I am a huge Barbara Crampton fan. Every time she’s in a movie, she brings something completely different to the table, and everything’s better for it—sure, she’s best known for her scientists-drawn-into-horrible-experiments in From Beyond and Re-Animator, but even in more recent spooky media she’s proven her range as an actor. From the uptight mother in You’re Next to the otherworldly horror host of Beyond the Gates, there’s not a single thing she’s done that I haven’t loved (and I fully expect her voice role as Mom in Back 4 Blood to continue that trend). All this to say that her latest film, SXSW festival hit Jakob’s Wife, is another fantastic flick that puts her in the lead and lets her absolutely run with it.
Directed by Travis Stevens (formerly of the wonderfully creepy Girl on the Third Floor), Jakob’s Wife follows Annie, a middle-aged preacher’s wife who seems to have taken the safe route in her life. She’s in a steady marriage, but her husband constantly talks over her. Her secret longing for a more adventurous life comes true in the worst possible way when she’s attacked by…something. What follows is Annie undergoing a horrifying transformation and taking advantage of it to finally take control of her own life, no matter what her husband Jakob (Larry Fessenden in what may be his best role ever) might have to say about it.
Yes, this movie is about vampires, so you’ll probably be able to predict a lot of the plot beats, but what lifts it above just another bloodsucker story is the way it balances low-key, awkward human comedy with moments of surprising body horror. In one scene, Annie deals with her mounting vampirism by ordering raw meat at the grocery store; in another, a vampire rips a victim’s head clean off, causing blood to absolutely gush everywhere. The best example of this is probably when Annie goes to the dentist, who points out some surprising changes to her teeth before we’re shown the effects of the ultraviolet dental lights on Annie’s mouth—and the results are far from pretty.

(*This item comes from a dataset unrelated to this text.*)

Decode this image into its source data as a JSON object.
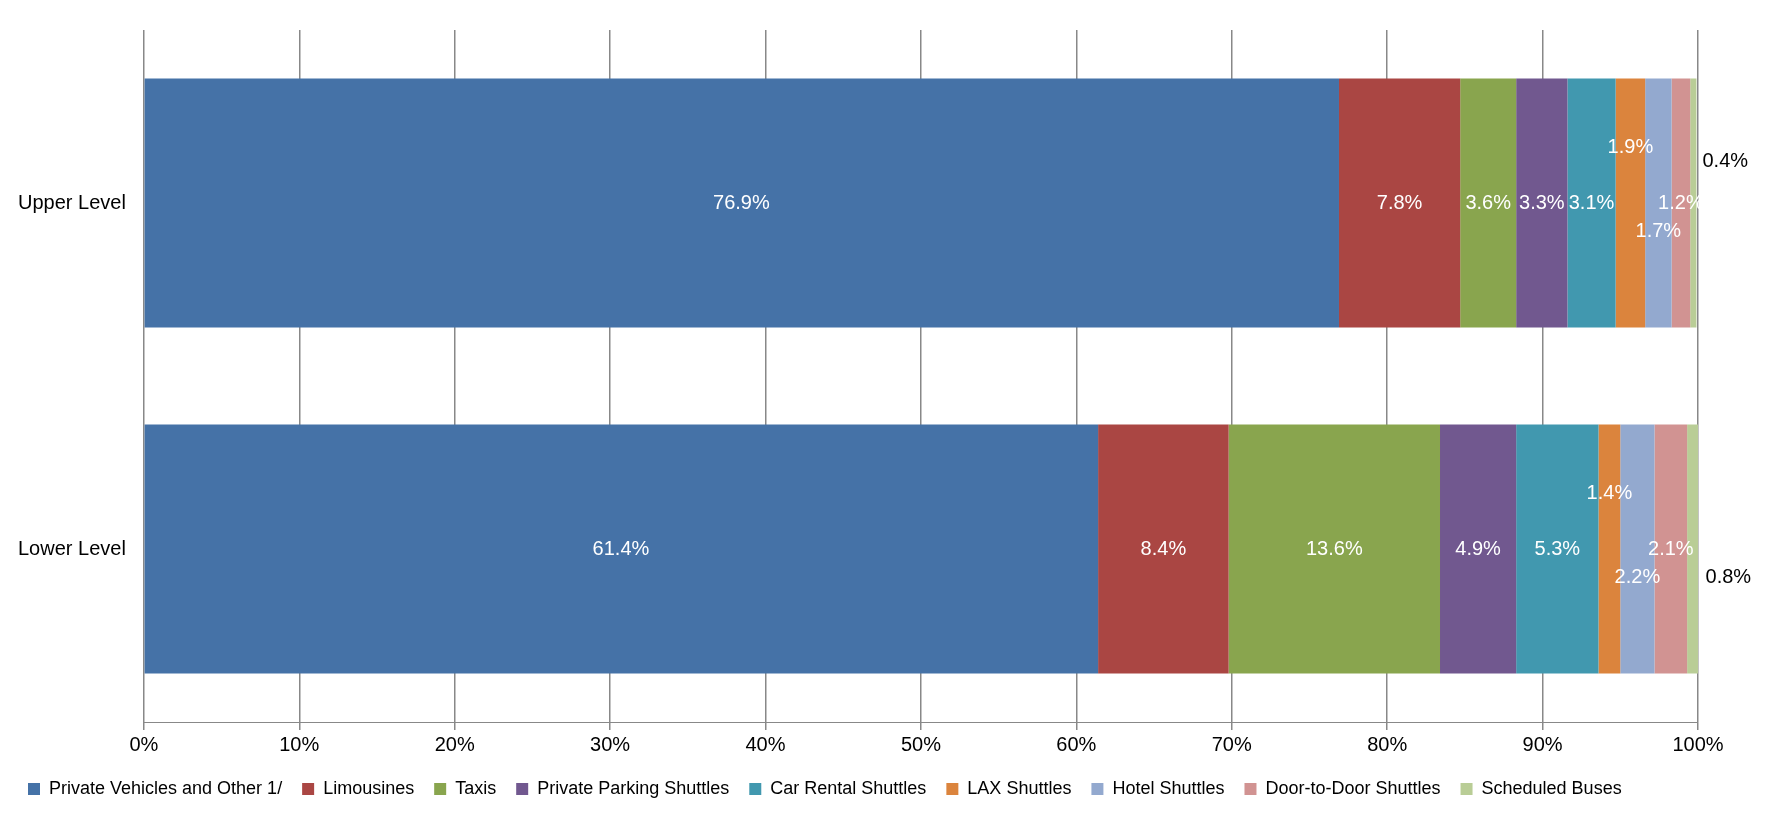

I clearly haven’t praised the acting in this film enough, so let me say this: Barbara Crampton absolutely steals the show as she always does. Before becoming a vampire, Annie’s quiet, reserved, but through all that, she clearly wants to be more than just Jakob’s wife. Afterward, her transformation is far more than her dressing less conservatively and developing a thirst for blood—she’s confident, she’s embracing her power, and she’s enjoying every minute of it. Larry Fessenden’s pastor Jakob manages to go from a completely terrible human being to a lovable dingus through the course of the movie, as well, as he deals with the horror of what’s happening to his wife and learns to shut his mouth every once in a while. He clearly wants to be the kung fu priest from Braindead but doesn’t have the skills, the personality, or the confidence to be it. You can’t say he doesn’t try, though, and through it all, he learns as much of a lesson as Annie does.
Those lessons—it’s not a sin to take control of your own life, your partner is not a possession for you to demand obedience from, and vampires are really, really scary—are delivered as much through the characterizations as they are through director Travis Stevens’s commitment to going all out with the practical effects. The vampires in this film share more in common with rats than with bats—nasty front teeth and red eyes and all—and it makes them that much more frightening. When the blood spills in Jakob’s Wife, it SPILLS, and these vampires aren’t afraid to make a huge mess when they feed. All of this together helps balance the comedy, horror, and drama of the story, and it hits all three of those genres repeatedly and with incredible skill.
Yes, I did say drama. Between the funny and scary bits, this story has a lot of heart to it. Annie’s dissatisfaction with her marriage leads her to be tempted to cheat on Jakob with an old flame, but she has regrets for even the thought of it. Jakob barely seems to notice his own wife until the supernatural events around them get too strange to ignore. Their relationship feels real thanks to their absolute lack of chemistry—and as things continue to unfold, we start to get glimpses of the chemistry they once had. I began the movie asking myself why Annie married Jakob, and I ended it completely understanding why. Everyone here feels human, even the vampires, and it’s a credit to both the director and the cast for bringing the characters to life and undeath. I’d hate myself if I didn’t mention Phil “CM Punk” Brooks’s very silly cameo as a sheriff’s deputy, or Bonnie Aarons’s terrifying turn as The Master—you may know her as Valak, the demonic nun from The Conjuring series, but here, she puts in a solid performance where she actually gets to say some words for once.
Shudder has been on an absolute tear lately, picking up some of my favorite festival releases and delivering excellent exclusives as well, and Jakob’s Wife is easily another point in their favor. If you’re looking for a familiar-yet-unique take on vampire stories, a skilled blend of things to laugh at and scream at, or just more proof that horror movies have some of the best acting performances out there, look no further than Shudder, starting August 19th.